The EPFO permits its members to withdraw funds from their EPF account in order to fund a wedding. This can be for the wedding of the subscriber, their sibling, or child. When filing a withdrawal claim for this purpose, the subscriber is permitted to withdraw up to 50% of their contribution towards the EPF. To be eligible to withdraw funds from their account for this purpose, the subscriber is required to have completed 7 years of contribution towards the EPF.
Withdrawal rules when relocating
The EPF withdrawal rules listed above do not apply when a withdrawal claim is filed when relocating to a different country. In this case, there is no waiting period and the amount in the EPF account is credited as soon as the claim is approved.
Procedure for withdrawing EPF
- Once all the formalities for your relocation have been confirmed, you will have download the withdrawal form from the EPFO portal or collect it from your employer.
- If your Aadhaar card is linked with your UAN, the withdrawal claim can be filed and submitted to the EPFO without the approval of your previous employer.
- When submitting the form, you will have to mention your reason for withdrawal.
- The EPFO will require you to submit documents to prove your relocation to another country.
- The amount is usually credited to your bank account as soon as it is approved by the EPFO.

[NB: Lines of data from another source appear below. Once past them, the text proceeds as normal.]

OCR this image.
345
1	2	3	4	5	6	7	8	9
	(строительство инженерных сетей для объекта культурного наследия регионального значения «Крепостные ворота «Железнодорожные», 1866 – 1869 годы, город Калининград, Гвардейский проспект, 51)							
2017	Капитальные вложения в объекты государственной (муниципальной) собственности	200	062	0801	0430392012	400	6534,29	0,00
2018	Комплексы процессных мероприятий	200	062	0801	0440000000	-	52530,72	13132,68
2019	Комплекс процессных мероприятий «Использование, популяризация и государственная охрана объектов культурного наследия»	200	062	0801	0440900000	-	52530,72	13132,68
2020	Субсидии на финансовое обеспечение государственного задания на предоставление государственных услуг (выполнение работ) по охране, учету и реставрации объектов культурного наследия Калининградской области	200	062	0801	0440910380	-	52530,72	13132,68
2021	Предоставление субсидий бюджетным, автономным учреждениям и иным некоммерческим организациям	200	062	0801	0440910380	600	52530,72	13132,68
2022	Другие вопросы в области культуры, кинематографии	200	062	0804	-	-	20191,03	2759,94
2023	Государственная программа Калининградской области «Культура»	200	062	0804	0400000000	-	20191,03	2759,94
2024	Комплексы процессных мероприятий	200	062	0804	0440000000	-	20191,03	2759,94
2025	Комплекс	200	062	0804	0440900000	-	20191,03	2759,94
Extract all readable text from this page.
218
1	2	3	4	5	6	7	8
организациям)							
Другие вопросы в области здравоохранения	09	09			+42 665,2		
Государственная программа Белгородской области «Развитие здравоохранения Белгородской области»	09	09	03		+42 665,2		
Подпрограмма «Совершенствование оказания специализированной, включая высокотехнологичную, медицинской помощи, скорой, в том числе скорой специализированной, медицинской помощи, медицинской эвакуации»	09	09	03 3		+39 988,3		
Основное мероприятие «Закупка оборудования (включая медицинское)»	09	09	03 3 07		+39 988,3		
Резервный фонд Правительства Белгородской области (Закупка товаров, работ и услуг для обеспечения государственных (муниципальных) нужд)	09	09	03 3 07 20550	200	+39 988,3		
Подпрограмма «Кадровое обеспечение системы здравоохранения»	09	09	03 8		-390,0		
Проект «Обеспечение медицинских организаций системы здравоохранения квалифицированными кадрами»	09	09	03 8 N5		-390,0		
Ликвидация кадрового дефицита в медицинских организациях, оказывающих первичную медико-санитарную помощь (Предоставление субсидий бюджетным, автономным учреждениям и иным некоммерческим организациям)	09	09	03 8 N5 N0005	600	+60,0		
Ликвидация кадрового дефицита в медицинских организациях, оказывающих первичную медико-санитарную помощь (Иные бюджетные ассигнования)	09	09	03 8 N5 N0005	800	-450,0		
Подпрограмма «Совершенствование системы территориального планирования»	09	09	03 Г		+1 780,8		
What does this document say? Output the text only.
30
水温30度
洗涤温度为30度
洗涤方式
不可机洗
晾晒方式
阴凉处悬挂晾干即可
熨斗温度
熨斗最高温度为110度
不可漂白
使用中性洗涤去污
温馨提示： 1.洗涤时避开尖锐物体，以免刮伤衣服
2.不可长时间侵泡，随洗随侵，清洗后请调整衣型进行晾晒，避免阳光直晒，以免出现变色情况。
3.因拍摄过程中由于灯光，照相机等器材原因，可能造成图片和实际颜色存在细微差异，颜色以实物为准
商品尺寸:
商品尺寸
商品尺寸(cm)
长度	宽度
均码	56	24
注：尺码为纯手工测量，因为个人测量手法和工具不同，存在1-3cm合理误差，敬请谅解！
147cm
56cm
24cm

If the relocation is temporary, it is advisable not to withdraw your PF and instead obtain a Certificate of Coverage (CoC) from the EPFO that proves you are covered under India’s social security scheme and do not require coverage from your host country for the same. In this way you will be exempt from contributing towards the social security scheme of another country while continuing to maintain your EPF account in India.